Our industry is now publicly accepted, with a mainstream product, operating in a sound regulatory environment. We are seen as world-leading and we have four public companies and more likely to come; the 75+ population is about to expand considerably in the near term and new villages seem to be announced weekly. Industry cohesiveness is truly impressive and customer satisfaction is at levels only dreamed of by almost every other industry. Even Apple Corporation would be happy with our NPS!
All beer and skittles?
So, is it all beer and skittles? Clearly the current real estate market is favouring projects that are underway, particularly in the upper North Island with unprecedented sales levels, but is this a case of, as Warren Buffet would say, “waiting for the tide to go out to see who is swimming naked”?
While the good times continue to roll, almost any project underway can gain traction, but real estate has a horrible habit of being cyclical. An economic downturn, coupled with an overbuilding regime, will quickly expose those with their togs off. Smaller villages with structural issues may find their new, large, corporate neighbour hard to compete against if they don’t have that unique selling point. While the public entities have large capital resources to withstand economic downturns, even they could be susceptible to advances in homecare technology, particularly with advances designed for the future market, the currently pre-village baby boomers.

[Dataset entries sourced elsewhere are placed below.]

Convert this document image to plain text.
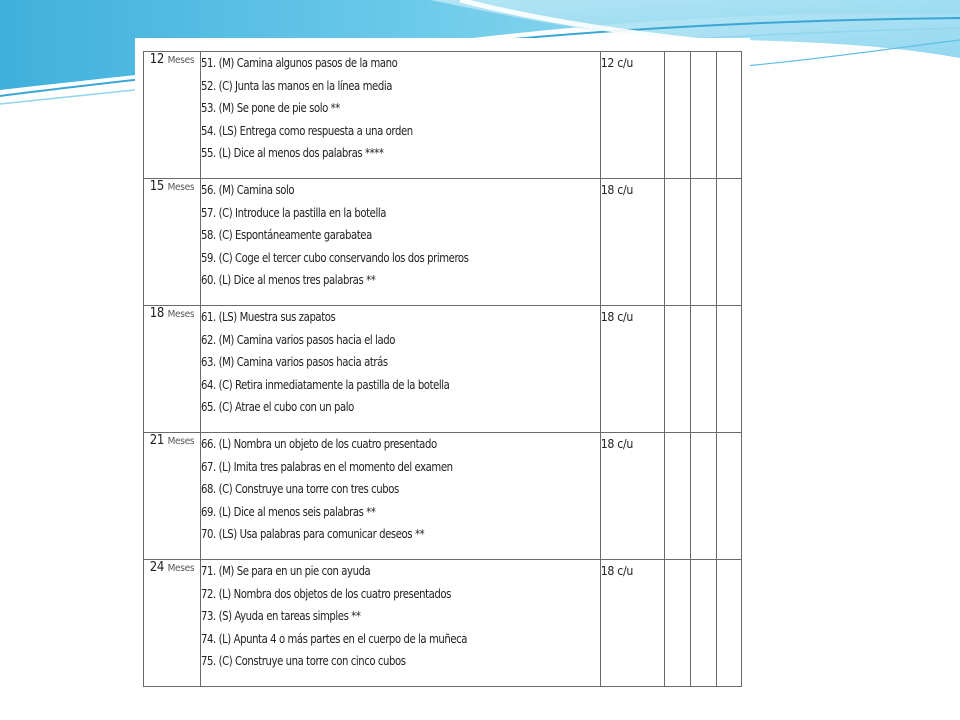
12 Meses	51. (M) Camina algunos pasos de la mano
52. (C) Junta las manos en la línea media
53. (M) Se pone de pie solo **
54. (LS) Entrega como respuesta a una orden
55. (L) Dice al menos dos palabras ****	12 c/u			
15 Meses	56. (M) Camina solo
57. (C) Introduce la pastilla en la botella
58. (C) Espontáneamente garabatea
59. (C) Coge el tercer cubo conservando los dos primeros
60. (L) Dice al menos tres palabras **	18 c/u			
18 Meses	61. (LS) Muestra sus zapatos
62. (M) Camina varios pasos hacia el lado
63. (M) Camina varios pasos hacia atrás
64. (C) Retira inmediatamente la pastilla de la botella
65. (C) Atrae el cubo con un palo	18 c/u			
21 Meses	66. (L) Nombra un objeto de los cuatro presentado
67. (L) Imita tres palabras en el momento del examen
68. (C) Construye una torre con tres cubos
69. (L) Dice al menos seis palabras **
70. (LS) Usa palabras para comunicar deseos **	18 c/u			
24 Meses	71. (M) Se para en un pie con ayuda
72. (L) Nombra dos objetos de los cuatro presentados
73. (S) Ayuda en tareas simples **
74. (L) Apunta 4 o más partes en el cuerpo de la muñeca
75. (C) Construye una torre con cinco cubos	18 c/u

Personally, I am optimistic that regardless of the issues any particular village may have, or any slowdown in the economy, the fundamental desire for security and companionship will ensure villages continue to evolve and satisfy the needs of senior Kiwis for many more years. In fact, the only real risk our industry faces is shooting itself in the foot by a failure to collectively deliver on the basic promise that a village offers: “We welcome you to live here, and we will look after you for the rest of your natural life, and when you leave us we will pay you or your estate in a timely manner”, leading to a negative public perception. Provided that promise is delivered on, and no ‘wrinkles’ develop, then our industry will continue to grow regardless of any media sideshows or one-off failures.
Matching and exceeding expectations
But here’s the crux. Together we need to lead the evolution of the industry and ensure that terms and conditions for our clients match, or better still exceed, public expectations. A short-term benefit in loading a capital loss onto a resident will not make for a happy family. After taking sometimes hundreds of thousands of dollars from a resident on exit, why would anyone charge them a few thousand for weekly charges that in no way relates to their occupation or issues? Is it fair that regardless of the circumstances that delay the return of capital to an estate, should an operator simply say “sorry”? Australian company Aveo recently introduced a six or 12-month buyback guarantee for residents but at the same time increased the deferred management fee to 35 per cent. The result: more sales and more profit because the promise is always kept. One day, we could easily see something similar in this country.
Subject to continuing to meet those public expectations, the future is certainly bright. Consolidation and corporatisation is likely to continue but a well-located, well-run individual village can always succeed. Branding will become more important but so will segmentation, where the public start to differentiate between what they may see as homogenous versus upscale offerings. Technology has the ability to be the wildcard both in existing villages and in new offerings. Twenty years ago, a vertical village was seen as unlikely; is a “virtual village” the next iteration?
We will see more scrutiny and regulatory attention, but provided we ensure our members operate with a clear moral compass, we have nothing to fear. The RVA will continue to represent the interests of members and, in doing so, the residents of those villages that those members operate. It is only a matter of time before we see 100,000 New Zealanders living in villages of all sizes and sorts. I hope I can be around for another 20 years to see it happen.